I have observed some interesting approaches to defining EBITDA. A common buyer tactic is to get a seller excited by presenting both a big multiple and a large EBITDA in an indication of interest (IOI) or letter of intent (LOI). Especially after an LOI is signed — it establishes an exclusivity period during which you may work with that one buyer only — both you and the buyer do a lot of work to complete due diligence. This can take many months and cause significant disruption to your business.
Right when you’re ready to sign the final papers, the buyers might decide your EBITDA is $100,000 lower than they thought, meaning the practice’s value is $500,000 to $1.2 million lower than you thought. This is often a valid conclusion based on detailed work done by the buyer. Sometimes it is not. You must be prepared for this adjustment either way and be able to determine whether the buyer is requesting a valid adjustment or just trying to get a lower price. You need to partner with a group that you trust.

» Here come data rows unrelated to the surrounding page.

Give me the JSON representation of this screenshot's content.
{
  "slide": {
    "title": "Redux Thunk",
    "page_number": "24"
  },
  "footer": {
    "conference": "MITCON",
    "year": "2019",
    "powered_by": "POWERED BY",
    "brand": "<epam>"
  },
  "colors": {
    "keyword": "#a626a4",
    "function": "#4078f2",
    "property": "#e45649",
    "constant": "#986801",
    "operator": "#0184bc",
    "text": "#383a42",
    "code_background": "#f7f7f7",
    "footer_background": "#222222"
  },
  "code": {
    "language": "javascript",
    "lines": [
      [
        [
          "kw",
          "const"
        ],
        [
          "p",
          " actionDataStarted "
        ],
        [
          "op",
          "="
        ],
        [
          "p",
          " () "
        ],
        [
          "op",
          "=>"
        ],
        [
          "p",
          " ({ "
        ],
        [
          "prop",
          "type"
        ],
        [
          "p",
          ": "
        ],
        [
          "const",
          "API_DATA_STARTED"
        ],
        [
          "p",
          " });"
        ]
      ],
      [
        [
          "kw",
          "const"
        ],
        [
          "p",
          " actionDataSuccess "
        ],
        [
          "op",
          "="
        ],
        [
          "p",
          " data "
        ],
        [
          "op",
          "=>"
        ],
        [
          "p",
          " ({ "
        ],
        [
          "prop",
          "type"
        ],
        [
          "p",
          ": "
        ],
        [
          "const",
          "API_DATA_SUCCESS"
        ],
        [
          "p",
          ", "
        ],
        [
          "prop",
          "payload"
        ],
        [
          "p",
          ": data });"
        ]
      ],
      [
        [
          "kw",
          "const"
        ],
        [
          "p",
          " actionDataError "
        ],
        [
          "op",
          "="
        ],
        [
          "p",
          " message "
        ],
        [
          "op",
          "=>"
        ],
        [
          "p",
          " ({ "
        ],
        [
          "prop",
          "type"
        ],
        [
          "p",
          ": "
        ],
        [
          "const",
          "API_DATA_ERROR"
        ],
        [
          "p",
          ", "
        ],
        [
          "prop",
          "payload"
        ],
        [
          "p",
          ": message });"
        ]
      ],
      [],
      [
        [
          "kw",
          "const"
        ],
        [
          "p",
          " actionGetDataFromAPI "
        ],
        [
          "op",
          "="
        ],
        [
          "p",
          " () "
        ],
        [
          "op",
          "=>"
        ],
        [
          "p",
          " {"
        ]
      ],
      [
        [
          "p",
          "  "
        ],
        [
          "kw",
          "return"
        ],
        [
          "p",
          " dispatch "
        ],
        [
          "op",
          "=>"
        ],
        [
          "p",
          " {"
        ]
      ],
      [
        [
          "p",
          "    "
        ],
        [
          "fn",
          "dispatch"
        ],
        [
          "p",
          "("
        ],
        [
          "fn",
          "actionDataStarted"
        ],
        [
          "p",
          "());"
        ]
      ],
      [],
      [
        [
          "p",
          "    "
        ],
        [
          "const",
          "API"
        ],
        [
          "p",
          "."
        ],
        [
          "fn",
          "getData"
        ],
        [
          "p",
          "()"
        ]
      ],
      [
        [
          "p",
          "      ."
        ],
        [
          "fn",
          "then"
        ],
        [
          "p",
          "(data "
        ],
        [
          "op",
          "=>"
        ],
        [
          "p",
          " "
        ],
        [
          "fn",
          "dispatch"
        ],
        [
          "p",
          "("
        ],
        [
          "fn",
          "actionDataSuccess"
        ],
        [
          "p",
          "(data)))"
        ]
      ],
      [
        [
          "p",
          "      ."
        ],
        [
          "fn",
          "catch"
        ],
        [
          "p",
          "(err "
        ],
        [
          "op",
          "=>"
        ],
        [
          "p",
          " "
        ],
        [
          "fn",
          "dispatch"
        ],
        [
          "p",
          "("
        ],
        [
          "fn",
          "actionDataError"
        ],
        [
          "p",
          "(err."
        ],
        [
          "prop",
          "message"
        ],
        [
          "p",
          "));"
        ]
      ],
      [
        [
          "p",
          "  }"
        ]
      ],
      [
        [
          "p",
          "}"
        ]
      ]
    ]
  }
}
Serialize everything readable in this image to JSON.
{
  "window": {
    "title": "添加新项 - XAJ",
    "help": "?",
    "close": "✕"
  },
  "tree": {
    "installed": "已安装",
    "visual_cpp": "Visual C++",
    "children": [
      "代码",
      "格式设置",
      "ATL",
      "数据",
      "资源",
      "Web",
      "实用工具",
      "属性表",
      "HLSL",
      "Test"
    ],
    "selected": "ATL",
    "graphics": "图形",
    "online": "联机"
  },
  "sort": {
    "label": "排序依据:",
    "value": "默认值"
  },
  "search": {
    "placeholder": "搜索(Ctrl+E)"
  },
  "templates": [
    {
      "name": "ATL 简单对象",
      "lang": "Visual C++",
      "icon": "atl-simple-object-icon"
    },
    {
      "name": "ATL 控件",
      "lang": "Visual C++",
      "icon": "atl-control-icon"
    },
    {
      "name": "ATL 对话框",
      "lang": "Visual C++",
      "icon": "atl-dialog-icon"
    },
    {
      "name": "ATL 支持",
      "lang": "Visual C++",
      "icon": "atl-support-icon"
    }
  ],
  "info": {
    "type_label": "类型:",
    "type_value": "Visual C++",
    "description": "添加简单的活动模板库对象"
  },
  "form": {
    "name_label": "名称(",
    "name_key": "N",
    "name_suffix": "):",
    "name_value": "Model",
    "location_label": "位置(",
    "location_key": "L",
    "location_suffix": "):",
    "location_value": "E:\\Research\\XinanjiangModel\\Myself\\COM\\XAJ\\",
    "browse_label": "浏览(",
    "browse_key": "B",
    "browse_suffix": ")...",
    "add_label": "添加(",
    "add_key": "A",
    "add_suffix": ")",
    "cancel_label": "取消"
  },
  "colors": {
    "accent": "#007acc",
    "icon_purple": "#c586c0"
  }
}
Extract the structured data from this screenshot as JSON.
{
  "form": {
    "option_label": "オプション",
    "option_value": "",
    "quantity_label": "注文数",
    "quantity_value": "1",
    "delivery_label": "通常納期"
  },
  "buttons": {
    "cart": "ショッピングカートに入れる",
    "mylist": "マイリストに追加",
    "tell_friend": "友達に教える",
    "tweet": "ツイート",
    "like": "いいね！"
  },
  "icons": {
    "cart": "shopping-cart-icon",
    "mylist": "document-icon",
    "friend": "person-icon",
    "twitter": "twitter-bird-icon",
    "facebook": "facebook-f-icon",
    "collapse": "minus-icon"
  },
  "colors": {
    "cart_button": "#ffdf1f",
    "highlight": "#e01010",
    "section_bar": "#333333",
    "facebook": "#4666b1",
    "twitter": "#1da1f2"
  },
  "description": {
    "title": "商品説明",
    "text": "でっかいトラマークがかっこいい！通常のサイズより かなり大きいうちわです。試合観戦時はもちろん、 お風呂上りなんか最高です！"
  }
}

A buyer’s engagement with your team is a very important part of the sale process as well. Any group that does not want to get to know your entire team is unlikely to be a good partner for your clinic. Ultimately, your people have made your clinic what it is today. In order for a buyer to preserve your culture, communication is key. Remember, a sale is a scary time for everyone, from the selling DVMs and new graduate doctor to the technicians and receptionist. Do not ignore this fear.
Ensure that your new partner is deeply involved in communicating with the staff before, during and after the sale. The small, though not trivial, things often make a difference in culture preservation. These might include preserving employee benefits, which are sometimes slashed by buyers, maintaining hours of operation and keeping the arrangement with Sally, the 25-year-old client who brings a weekly flower arrangement in exchange for veterinary services. All these things are what makes a clinic special. Work with a partner who recognizes this.
After you have chosen your partner and signed a letter of intent, the due diligence period starts. In my opinion, your due diligence should be 30 percent about making sure the buyer has all the information needed and 70 percent about ensuring the cultural fit is right. You must be completely transparent with the buyer. Remember that if you are staying in any capacity, you are entering a long-term relationship, not conducting a one-time transaction. Be sure you trust the people.
In summary, practice values today might be the best we will ever see. All owners should explore their options and try to find a partner who presents a compelling fit and vision for the future. But beware of buyers who offer prices that come down or promises that disappear. Take the time to find the right partner — the one you like and who will preserve your legacy far into the future.
We all want to remain proud of what we helped build.